Abdulvosi Latipov had been in and out of Russian courts facing extradition hearings for years. Authorities in his native Tajikistan wanted to try Latipov, who allegedly fought with the opposition during the country’s 1990s civil war, on charges including kidnapping and terrorism. He was seeking asylum, fearing, probably rightly, that he would never receive a fair trial in Tajikistan.
Under its commitments to the European Court of Human Rights, Russia cannot extradite a suspect to a country where he might be tortured (like Tajikistan, where abuse is well documented).
Yet somehow, Amnesty International reports, Latipov is back in Tajikistan and being held incommunicado. “Reportedly he was released from detention [in Russia] on 15 October 2012 and days later forcibly taken from a flat he had been staying [in] by unidentified armed men wearing masks,” Amnesty said this month. Now in Tajikistan, “his lawyer fears that his client is being tortured and otherwise ill-treated in order to extract confessions or force him to incriminate other people.”
It's not the first time a Central Asian has disappeared in Russia only to reappear a few days later in a prison cell at home.
For example, another Tajikistani, Savriddin Juraev, was reportedly abducted in late 2011 from a Moscow metro station, according to an account by Fergananews.com.

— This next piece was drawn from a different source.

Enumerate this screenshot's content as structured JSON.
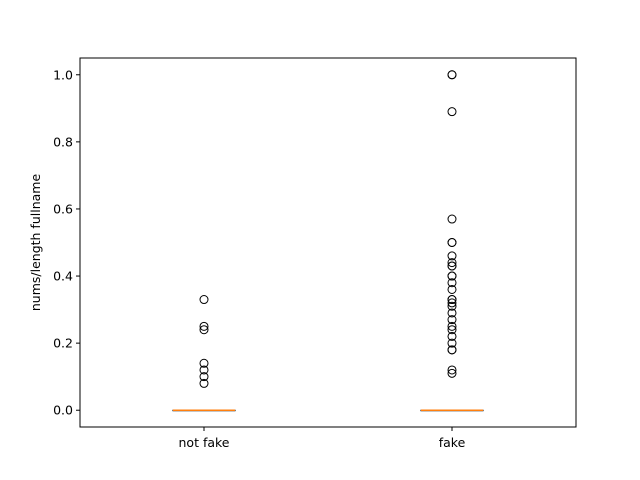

A few weeks later he appeared in a Khujand prison. He could not have voluntarily returned home because he did not have his passport, only a temporary asylum certificate. On April 19 this year he was sentenced to 26 years in prison for, as Fergananews.com reports, attempting to overthrow the government. Juraev maintains his innocence.

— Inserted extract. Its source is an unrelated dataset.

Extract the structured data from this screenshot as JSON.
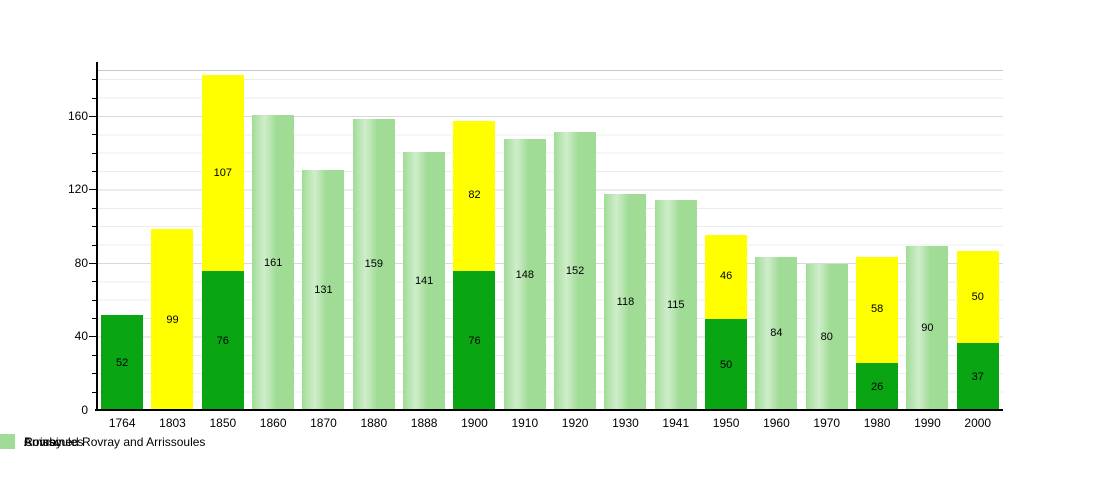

Then there’s Nizomkhon Juraev (unclear if he is related to Savriddin, but the name is quite common). His is a similar story from last spring – he showed up Dushanbe (again without a passport) while his case in Russia was pending before the European Court of Human Rights, according to Amnesty.

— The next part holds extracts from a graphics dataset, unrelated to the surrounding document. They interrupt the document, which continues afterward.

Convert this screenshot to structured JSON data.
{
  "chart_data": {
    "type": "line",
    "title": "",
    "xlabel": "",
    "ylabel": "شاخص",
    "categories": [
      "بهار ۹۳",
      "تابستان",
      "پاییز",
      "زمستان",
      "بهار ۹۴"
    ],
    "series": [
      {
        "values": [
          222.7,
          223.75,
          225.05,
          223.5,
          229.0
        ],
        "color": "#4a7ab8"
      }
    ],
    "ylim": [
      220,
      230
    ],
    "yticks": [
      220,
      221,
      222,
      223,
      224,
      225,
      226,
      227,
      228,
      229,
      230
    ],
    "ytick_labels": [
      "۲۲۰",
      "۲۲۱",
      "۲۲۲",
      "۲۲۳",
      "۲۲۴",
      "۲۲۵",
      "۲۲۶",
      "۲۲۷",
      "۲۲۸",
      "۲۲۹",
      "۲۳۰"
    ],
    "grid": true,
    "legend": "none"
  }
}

The list goes on, numbering in the dozens according to right activists. And the cases often follow a common pattern: After years of court appeals on assorted charges in Russia, the asylum seeker is suddenly released from Russian custody. Days later he disappears. Many of these cases involve nationals of Uzbekistan, where Human Rights Watch has described in painful detail an unjust court system and a notoriously brutal security forces.
For example, since 2009 Uzbek authorities had sought Azamatzhon Ermakov on charges of Islamic extremism. From Russia, he had fought extradition and filed for asylum. In mid-2011, also according to an account by Fergananews.com, he was arrested in Nizhny Novgorod with a grenade – which he says police planted on him. On November 2, his lawyer appeared at the prison to visit his client. Ermakov was gone and Russian authorities, as usual, have been keeping mum.
In past cases, Russian officials have argued they do not believe those being extradited will face torture at home. In the case of Nizomkhon Juraev, as reported by Amnesty, the Moscow City Court ruled in 2011 that such fears are unfounded because Tajikistan has ratified the International Covenant on Civil and Political Rights, gotten rid of the death penalty, and given assurances that detainees would not be tortured. The court also argued that extant reports about the use of torture in Tajikistan were outdated.
Moscow rarely bows to the demands of its Central Asian neighbors, especially recalcitrant Uzbekistan. But when it comes to the extraordinary rendition of real or imagined troublemakers, the Russian authorities seem only too happy to comply.